IRASim: A Fine-Grained World Model for Robot Manipulation
This addresses the problem of precise action-frame alignment in robot manipulation for researchers and practitioners, representing a strong specific gain rather than a foundational advancement.
The paper tackles the challenge of accurately modeling fine-grained robot-object interactions in world models for robot manipulation, resulting in IRASim, which improves policy performance on the Push-T benchmark from an IoU of 0.637 to 0.961.

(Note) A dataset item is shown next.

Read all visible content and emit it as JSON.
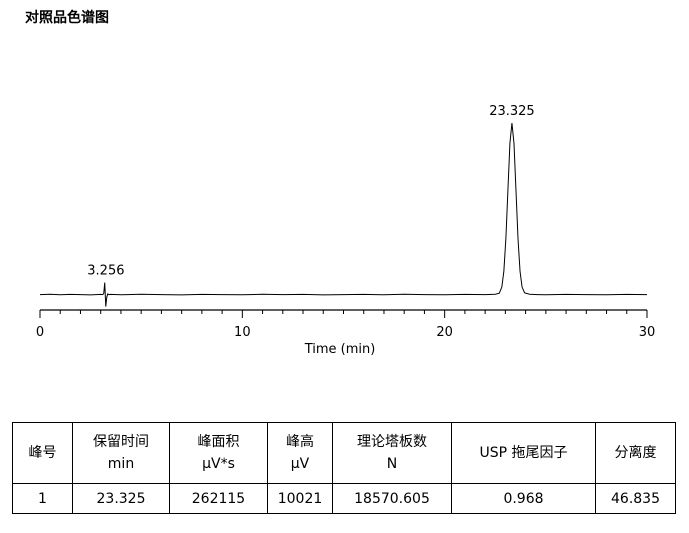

World models allow autonomous agents to plan and explore by predicting the visual outcomes of different actions. However, for robot manipulation, it is challenging to accurately model the fine-grained robot-object interaction within the visual space using existing methods which overlooks precise alignment between each action and the corresponding frame. In this paper, we present IRASim, a novel world model capable of generating videos with fine-grained robot-object interaction details, conditioned on historical observations and robot action trajectories. We train a diffusion transformer and introduce a novel frame-level action-conditioning module within each transformer block to explicitly model and strengthen the action-frame alignment. Extensive experiments show that: (1) the quality of the videos generated by our method surpasses all the baseline methods and scales effectively with increased model size and computation; (2) policy evaluations using IRASim exhibit a strong correlation with those using the ground-truth simulator, highlighting its potential to accelerate real-world policy evaluation; (3) testing-time scaling through model-based planning with IRASim significantly enhances policy performance, as evidenced by an improvement in the IoU metric on the Push-T benchmark from 0.637 to 0.961; (4) IRASim provides flexible action controllability, allowing virtual robotic arms in datasets to be controlled via a keyboard or VR controller.